Design and construction
- Architect: Fred L. Markham

= Eyring Science Center =

The Carl F. Eyring Science Center (ESC) is one of the science buildings on the Brigham Young University (BYU) campus in Provo, Utah, United States. It was built in 1950 and named after Carl F. Eyring in 1954.

==Description==
The ESC houses the departments of Physics and Astronomy, Geology, and Food Science and Nutrition. The Department of Chemistry has in the past been located at the ESC but is not currently headquartered there.

In 1968, an underground physics research lab was added to the north end of the building. Research on plasma, atomic processes, lasers, high-pressure physics, nanotechnology, acoustics, and cold fusion have been conducted here. It is the home of two modern TEMs.
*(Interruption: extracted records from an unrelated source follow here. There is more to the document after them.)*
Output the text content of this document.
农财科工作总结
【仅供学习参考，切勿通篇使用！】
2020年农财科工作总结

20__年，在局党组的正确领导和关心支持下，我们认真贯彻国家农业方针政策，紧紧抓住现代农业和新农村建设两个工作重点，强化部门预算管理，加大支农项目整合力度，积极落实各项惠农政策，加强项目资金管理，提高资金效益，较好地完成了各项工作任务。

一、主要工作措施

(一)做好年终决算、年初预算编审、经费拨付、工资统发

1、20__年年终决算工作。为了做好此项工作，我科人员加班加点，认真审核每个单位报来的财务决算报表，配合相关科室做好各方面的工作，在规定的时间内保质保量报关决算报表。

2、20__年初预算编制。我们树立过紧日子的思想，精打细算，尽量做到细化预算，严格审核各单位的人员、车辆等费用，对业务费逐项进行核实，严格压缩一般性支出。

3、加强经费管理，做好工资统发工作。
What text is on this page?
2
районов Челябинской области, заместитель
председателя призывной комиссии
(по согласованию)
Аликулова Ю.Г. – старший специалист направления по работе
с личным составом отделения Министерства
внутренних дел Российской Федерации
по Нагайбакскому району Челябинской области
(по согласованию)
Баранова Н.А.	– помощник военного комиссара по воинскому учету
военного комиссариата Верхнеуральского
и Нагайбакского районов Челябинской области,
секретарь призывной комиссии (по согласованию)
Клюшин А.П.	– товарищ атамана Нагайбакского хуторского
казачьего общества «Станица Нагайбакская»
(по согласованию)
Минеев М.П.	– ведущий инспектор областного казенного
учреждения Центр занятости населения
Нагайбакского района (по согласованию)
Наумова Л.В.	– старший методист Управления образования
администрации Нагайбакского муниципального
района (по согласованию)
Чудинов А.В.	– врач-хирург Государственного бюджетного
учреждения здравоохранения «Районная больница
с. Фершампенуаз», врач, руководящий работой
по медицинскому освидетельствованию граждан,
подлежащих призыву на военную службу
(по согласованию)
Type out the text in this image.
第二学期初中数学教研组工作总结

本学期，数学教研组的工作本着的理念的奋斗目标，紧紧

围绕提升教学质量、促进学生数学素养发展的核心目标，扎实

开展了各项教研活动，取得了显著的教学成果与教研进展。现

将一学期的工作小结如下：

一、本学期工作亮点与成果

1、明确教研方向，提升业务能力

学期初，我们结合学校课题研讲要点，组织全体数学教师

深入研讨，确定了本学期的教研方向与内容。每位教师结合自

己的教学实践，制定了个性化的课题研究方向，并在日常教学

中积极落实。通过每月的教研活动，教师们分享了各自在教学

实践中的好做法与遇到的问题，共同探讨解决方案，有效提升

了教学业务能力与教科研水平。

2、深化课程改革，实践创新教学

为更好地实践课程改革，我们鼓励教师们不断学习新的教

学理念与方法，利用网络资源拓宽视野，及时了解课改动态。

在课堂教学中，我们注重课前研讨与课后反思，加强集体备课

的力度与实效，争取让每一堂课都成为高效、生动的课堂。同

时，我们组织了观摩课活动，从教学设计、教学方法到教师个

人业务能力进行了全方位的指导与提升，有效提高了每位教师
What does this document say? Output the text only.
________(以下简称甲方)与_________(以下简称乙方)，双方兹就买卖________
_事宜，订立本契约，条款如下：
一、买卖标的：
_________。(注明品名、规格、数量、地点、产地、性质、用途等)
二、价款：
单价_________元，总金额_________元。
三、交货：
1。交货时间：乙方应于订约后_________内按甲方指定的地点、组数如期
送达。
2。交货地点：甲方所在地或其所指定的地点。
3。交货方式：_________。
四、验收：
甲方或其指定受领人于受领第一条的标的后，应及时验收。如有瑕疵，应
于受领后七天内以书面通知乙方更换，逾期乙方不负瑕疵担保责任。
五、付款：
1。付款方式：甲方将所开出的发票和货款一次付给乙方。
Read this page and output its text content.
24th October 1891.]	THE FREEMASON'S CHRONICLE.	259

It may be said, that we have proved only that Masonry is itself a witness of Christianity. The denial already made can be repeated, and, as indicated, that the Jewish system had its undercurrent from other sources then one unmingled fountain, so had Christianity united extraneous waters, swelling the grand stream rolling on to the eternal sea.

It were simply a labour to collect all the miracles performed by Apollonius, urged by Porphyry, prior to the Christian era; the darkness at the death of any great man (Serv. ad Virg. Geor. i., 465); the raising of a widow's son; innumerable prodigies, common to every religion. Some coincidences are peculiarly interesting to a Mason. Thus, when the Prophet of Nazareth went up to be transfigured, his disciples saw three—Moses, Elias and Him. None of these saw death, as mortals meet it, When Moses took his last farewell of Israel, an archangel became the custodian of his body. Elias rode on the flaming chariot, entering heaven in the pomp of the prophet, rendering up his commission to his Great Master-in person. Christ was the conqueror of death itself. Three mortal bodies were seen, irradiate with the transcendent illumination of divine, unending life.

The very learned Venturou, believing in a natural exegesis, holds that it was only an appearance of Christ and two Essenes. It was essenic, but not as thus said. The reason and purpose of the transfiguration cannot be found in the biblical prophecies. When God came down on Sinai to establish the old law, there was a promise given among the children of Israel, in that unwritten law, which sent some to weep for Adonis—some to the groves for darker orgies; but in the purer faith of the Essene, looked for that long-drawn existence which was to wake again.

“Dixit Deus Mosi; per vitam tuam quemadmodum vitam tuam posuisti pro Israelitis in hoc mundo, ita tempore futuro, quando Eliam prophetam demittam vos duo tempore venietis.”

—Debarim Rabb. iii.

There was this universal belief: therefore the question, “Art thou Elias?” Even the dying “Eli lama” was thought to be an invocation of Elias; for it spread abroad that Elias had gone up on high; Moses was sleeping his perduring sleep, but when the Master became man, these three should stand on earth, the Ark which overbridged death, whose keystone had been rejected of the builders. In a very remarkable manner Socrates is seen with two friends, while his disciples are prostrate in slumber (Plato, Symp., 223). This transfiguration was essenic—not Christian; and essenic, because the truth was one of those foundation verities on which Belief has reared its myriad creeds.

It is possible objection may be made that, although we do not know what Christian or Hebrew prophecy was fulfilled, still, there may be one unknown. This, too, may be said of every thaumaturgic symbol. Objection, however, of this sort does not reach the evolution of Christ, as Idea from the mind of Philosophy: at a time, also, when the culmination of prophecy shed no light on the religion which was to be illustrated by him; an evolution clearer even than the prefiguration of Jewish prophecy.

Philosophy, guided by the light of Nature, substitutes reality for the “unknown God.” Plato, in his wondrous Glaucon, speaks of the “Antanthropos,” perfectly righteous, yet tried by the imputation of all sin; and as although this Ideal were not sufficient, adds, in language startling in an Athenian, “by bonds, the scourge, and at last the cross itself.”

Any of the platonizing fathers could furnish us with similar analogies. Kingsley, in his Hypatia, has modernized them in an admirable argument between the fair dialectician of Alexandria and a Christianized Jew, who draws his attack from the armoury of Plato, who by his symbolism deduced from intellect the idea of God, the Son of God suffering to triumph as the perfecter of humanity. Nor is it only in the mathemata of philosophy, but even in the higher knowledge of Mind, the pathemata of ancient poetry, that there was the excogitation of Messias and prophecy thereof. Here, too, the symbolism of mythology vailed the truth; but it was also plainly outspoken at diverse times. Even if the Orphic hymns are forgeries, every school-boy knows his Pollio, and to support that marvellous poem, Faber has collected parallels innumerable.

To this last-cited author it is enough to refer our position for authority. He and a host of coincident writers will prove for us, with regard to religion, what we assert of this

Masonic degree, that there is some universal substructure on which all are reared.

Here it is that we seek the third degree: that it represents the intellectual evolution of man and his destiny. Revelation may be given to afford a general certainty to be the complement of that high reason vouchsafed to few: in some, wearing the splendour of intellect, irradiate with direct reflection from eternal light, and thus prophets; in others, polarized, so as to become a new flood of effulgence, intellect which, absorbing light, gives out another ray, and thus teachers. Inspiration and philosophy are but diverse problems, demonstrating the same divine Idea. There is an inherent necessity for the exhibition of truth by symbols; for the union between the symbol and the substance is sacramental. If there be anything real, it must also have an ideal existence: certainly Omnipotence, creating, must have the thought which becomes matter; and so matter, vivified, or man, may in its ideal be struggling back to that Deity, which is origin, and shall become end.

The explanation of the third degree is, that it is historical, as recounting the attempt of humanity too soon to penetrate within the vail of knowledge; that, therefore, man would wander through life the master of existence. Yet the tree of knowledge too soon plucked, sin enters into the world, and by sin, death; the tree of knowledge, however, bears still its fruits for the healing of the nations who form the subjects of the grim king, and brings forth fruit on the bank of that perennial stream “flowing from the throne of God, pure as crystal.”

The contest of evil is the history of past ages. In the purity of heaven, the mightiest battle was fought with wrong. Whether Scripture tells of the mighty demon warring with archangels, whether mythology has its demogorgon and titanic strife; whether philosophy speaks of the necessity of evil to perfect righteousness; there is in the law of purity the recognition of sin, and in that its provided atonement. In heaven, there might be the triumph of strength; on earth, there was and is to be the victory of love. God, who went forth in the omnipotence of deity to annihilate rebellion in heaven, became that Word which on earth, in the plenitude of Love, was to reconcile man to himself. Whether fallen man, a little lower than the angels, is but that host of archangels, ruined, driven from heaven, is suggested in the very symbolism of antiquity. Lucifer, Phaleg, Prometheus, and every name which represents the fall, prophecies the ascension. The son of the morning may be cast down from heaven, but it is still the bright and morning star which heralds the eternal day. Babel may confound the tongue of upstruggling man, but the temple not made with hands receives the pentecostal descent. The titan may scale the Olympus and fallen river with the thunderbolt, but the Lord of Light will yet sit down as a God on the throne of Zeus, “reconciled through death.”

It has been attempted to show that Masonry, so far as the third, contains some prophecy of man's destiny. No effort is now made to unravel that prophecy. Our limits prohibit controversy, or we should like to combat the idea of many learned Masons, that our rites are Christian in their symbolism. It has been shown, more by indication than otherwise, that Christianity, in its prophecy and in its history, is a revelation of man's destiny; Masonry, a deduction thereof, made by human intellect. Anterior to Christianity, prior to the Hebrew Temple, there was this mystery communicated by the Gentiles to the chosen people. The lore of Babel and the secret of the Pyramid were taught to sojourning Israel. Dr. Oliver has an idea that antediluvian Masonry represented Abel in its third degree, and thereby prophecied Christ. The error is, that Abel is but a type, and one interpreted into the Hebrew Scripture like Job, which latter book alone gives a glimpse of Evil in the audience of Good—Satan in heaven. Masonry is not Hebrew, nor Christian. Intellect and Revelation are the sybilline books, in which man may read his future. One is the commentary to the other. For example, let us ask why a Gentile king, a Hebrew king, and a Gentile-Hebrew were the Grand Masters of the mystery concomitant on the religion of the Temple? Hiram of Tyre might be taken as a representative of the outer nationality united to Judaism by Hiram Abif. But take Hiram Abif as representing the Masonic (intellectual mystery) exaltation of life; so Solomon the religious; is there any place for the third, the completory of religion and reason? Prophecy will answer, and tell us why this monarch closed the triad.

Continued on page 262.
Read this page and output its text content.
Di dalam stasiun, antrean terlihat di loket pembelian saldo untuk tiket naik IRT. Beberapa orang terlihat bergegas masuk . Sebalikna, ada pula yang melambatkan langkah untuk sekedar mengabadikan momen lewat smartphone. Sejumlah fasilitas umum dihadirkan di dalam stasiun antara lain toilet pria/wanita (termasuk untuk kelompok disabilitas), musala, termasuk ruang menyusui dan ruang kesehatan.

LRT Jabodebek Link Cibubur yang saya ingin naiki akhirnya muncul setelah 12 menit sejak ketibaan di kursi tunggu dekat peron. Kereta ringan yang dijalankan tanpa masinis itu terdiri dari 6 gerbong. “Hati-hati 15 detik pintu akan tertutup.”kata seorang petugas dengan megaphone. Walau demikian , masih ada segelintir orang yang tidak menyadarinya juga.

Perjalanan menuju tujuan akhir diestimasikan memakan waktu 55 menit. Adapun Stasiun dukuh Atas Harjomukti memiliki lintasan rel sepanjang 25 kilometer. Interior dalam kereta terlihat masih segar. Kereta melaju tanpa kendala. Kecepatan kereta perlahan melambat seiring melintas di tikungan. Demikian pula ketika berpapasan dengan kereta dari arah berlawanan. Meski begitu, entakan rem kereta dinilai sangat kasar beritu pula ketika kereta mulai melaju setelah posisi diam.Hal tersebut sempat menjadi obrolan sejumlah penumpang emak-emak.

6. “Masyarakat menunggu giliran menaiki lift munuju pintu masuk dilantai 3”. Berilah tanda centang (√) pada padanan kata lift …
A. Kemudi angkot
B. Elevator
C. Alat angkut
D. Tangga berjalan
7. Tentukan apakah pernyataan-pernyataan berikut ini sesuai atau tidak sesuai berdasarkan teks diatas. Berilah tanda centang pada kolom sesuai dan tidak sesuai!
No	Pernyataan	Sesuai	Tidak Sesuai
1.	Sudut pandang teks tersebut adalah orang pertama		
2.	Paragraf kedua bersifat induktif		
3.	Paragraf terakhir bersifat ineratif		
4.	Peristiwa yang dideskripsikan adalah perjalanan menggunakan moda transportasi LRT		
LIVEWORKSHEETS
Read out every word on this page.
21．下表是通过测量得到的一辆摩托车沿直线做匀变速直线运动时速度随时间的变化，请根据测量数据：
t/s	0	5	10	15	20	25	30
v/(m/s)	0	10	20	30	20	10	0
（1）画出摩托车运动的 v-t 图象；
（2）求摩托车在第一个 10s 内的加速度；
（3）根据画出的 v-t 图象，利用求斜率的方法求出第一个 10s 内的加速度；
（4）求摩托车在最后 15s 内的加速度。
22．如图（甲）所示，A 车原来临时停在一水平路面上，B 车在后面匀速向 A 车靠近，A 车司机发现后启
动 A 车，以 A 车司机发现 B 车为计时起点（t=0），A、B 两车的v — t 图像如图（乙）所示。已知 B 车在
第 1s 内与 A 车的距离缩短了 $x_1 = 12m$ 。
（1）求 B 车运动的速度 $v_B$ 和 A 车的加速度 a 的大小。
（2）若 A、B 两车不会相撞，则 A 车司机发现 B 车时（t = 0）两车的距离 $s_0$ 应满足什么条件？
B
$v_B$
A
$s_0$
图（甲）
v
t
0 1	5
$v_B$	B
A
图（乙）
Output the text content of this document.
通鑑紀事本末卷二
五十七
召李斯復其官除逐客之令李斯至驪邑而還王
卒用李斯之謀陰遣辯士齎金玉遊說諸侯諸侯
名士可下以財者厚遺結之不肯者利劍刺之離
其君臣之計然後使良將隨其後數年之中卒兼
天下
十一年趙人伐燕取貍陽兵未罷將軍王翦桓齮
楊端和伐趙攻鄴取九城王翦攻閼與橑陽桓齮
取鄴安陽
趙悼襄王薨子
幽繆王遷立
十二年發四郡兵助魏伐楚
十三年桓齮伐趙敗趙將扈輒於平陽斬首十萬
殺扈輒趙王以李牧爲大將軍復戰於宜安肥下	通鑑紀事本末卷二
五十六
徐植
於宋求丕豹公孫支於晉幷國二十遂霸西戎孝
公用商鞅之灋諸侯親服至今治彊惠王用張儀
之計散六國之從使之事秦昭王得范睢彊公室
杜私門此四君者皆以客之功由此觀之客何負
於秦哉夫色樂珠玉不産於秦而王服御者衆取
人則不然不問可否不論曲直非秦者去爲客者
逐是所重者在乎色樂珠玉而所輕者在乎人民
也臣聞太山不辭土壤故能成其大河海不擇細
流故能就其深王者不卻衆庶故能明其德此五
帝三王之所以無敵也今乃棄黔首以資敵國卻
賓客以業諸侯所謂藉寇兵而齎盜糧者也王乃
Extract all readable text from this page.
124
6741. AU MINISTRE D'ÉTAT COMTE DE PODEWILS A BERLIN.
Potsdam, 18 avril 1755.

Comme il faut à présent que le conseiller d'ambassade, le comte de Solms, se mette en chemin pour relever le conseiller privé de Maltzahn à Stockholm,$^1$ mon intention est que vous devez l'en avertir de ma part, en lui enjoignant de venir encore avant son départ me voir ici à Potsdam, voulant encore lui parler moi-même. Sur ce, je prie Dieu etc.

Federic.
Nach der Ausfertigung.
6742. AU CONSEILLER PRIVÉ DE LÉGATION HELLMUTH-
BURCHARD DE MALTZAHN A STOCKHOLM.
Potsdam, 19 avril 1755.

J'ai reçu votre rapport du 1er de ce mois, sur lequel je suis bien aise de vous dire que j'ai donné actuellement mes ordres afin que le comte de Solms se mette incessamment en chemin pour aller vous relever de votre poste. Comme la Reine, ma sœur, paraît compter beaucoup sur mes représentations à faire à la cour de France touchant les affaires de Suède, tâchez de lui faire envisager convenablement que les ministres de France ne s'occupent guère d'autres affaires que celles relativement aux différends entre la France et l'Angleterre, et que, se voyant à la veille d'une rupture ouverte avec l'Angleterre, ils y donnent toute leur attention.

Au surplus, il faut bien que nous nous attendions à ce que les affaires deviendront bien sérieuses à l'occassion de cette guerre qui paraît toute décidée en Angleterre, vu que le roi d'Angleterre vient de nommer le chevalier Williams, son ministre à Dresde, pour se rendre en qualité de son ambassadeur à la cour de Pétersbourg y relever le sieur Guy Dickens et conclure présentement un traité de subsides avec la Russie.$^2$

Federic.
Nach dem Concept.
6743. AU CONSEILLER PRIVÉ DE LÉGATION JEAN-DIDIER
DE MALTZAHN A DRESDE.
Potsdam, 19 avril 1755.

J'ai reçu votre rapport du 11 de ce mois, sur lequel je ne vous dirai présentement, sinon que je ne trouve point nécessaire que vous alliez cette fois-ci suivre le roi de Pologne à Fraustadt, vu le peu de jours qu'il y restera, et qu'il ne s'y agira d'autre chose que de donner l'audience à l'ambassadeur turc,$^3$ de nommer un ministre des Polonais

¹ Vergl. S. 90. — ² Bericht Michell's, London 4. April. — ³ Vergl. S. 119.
The Royden G. Derrick Planetarium is also in the building. This 119-seat facility with a 39 ft acoustically-treated dome was built in 2005 to replace the smaller, outdated Sarah Barrett Summerhays Planetarium. In the summer of 2006, a new dome was installed on the ESC's observatory to better allow for astronomical study on campus. The building also has several acoustics labs including two anechoic chambers and two reverberation chambers for performing acoustics research.

The 5th and 6th floors of the ESC constitute the Orson Pratt Observatory.

In the early years of the ESC, James A. Jensen's dinosaur displays were often in the lobby. However, since the building of the BYU Earth Science Museum, dinosaur displays are less common.

The main lobby of the building is noted for its Foucault pendulum. It also houses a student-run restaurant, the Pendulum Court, during the fall and winter semesters.

The ESC was the first building at BYU to have an elevator.